The database '<name>' already exists A database with the chosen name is already on the server Pick a different name, or drop the existing database first (DROP DATABASE [name] in SSMS).
User '...' does not exist in master or Login failed for user '...' The bacpac references SQL logins that the target server does not have Add /p:IgnorePermissions=True /p:IgnoreUserSettingsObjects=True to the sqlpackage command. The data restores cleanly; you create new logins afterwards.
Cannot find the object because it does not exist or you do not have permissions The connecting account lacks dbcreator or sysadmin Connect as sa, or have a sysadmin grant your login the dbcreator server role.
Conversion failed when converting date and/or time from character string Server collation differs from the source (rare with CifraHQ Exports) Restore to a fresh database created with collation SQL_Latin1_General_CP1_CI_AS (CifraHQ's default), or add /p:DatabaseLockTimeout=0 and retry.
Internal Error. The database platform service ... is unavailable DacFx version on your client is older than the source server Install the latest sqlpackage from Microsoft (https://aka.ms/sqlpackage-windows). The bundled SSMS version is sometimes a release behind.

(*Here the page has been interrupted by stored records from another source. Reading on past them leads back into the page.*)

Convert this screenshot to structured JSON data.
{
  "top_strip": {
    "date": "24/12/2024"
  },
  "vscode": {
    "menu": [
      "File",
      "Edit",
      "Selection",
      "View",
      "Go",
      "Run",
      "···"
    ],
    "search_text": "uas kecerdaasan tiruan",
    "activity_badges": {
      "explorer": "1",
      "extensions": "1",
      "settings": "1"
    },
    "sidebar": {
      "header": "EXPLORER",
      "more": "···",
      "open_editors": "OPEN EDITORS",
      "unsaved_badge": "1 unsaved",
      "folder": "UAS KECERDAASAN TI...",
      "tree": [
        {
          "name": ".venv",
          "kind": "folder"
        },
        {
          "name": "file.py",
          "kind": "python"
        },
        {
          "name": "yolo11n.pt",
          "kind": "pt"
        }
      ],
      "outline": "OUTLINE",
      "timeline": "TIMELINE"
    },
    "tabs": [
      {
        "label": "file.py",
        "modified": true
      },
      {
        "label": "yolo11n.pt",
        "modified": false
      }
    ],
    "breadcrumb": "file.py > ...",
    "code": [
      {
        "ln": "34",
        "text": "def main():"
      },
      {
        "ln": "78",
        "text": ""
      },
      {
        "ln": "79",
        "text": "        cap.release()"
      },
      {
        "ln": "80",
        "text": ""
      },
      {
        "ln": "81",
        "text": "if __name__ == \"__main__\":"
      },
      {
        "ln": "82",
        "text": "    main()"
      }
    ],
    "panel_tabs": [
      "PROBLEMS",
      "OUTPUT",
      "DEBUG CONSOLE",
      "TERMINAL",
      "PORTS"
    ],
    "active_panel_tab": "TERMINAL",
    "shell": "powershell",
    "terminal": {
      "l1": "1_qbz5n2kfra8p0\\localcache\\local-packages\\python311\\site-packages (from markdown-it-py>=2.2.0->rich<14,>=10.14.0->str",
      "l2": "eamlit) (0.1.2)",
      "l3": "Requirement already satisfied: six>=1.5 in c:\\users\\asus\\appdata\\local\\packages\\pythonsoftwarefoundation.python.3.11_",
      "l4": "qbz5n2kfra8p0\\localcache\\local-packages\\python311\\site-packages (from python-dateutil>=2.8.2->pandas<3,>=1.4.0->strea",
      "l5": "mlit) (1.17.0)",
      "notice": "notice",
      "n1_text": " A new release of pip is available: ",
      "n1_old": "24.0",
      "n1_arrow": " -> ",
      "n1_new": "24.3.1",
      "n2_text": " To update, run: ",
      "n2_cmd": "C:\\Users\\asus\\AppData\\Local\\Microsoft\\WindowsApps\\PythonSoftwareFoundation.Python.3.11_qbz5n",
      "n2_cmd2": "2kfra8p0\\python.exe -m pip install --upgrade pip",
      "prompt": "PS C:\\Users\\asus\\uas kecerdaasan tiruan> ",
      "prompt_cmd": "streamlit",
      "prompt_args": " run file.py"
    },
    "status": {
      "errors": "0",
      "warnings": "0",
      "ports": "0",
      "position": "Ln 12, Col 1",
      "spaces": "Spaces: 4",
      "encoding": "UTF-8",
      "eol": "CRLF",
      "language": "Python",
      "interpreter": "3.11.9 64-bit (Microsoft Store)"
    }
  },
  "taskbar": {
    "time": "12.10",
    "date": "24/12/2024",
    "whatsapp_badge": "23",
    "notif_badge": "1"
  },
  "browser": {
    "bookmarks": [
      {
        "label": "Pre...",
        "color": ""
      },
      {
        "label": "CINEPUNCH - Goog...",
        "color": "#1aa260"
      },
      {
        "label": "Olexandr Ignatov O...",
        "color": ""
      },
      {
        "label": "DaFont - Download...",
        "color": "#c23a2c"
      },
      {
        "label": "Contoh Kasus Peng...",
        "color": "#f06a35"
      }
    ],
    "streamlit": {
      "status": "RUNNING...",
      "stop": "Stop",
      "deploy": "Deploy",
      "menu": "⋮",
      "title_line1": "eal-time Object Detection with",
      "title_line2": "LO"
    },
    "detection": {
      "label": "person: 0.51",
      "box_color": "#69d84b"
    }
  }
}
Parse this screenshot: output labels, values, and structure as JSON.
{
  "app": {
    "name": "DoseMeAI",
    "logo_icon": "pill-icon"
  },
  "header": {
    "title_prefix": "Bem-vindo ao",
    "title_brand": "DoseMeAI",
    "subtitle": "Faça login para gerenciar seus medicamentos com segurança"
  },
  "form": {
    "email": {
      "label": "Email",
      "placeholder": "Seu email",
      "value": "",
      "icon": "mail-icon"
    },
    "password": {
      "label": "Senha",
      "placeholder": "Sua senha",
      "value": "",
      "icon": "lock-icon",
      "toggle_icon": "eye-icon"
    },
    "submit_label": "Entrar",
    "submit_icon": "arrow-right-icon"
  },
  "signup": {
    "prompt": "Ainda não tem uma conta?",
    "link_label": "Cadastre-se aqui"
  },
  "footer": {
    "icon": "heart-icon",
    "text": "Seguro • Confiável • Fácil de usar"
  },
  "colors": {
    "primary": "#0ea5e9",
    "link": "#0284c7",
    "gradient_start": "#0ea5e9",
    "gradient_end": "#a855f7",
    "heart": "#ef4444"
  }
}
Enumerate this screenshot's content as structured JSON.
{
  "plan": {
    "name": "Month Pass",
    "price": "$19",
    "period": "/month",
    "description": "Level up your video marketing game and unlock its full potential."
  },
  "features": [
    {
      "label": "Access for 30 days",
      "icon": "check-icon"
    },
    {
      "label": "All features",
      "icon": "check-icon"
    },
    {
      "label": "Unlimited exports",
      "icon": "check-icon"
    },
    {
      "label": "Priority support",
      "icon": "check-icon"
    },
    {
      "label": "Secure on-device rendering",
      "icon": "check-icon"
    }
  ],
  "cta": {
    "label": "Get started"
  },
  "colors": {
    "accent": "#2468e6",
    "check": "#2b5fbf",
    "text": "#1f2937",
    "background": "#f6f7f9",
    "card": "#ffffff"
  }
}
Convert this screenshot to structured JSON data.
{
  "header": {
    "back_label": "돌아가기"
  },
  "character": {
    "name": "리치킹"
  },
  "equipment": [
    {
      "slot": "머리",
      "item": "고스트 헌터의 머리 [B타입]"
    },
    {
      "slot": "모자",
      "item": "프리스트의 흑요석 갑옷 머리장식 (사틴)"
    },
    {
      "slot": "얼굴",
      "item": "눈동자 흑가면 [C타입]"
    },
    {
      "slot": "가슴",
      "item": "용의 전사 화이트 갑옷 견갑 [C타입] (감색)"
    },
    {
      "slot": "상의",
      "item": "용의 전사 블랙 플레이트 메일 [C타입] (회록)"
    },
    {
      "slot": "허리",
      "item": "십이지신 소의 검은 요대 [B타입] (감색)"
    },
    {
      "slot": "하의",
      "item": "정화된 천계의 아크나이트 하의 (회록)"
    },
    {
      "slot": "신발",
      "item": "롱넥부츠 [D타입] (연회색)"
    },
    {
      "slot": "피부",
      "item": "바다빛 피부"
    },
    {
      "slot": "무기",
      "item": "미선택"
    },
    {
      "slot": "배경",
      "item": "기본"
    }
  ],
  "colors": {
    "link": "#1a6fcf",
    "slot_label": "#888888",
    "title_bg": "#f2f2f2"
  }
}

Out of memory during import Large bacpac, low RAM client Re-run with /p:Storage=File, or run the restore on a machine with at least 16 GB RAM.

Tips

  • Download a manual backup before any high-impact change (bulk import, mass update, GL re-post). Click Backup Now, wait for it to appear, then download the file. You will have an exact pre-change snapshot you can stand up locally if you ever need to compare.
  • Keep restored copies clearly labeled. Naming the target database CifraHQ_<tenant>_<yyyyMMdd>_restore makes it obvious which environment a sandbox came from and which day it was captured.
  • Drop sandbox restores promptly. A restored copy is a snapshot of business data; treat it as sensitive and remove it from your local server when you are done.
  • Restoring to Azure SQL Database works the same way; pass /TargetServerName:yourserver.database.windows.net and use the /p:DatabaseEdition, /p:DatabaseServiceObjective, and /UniversalAuthentication:True flags appropriate to your subscription.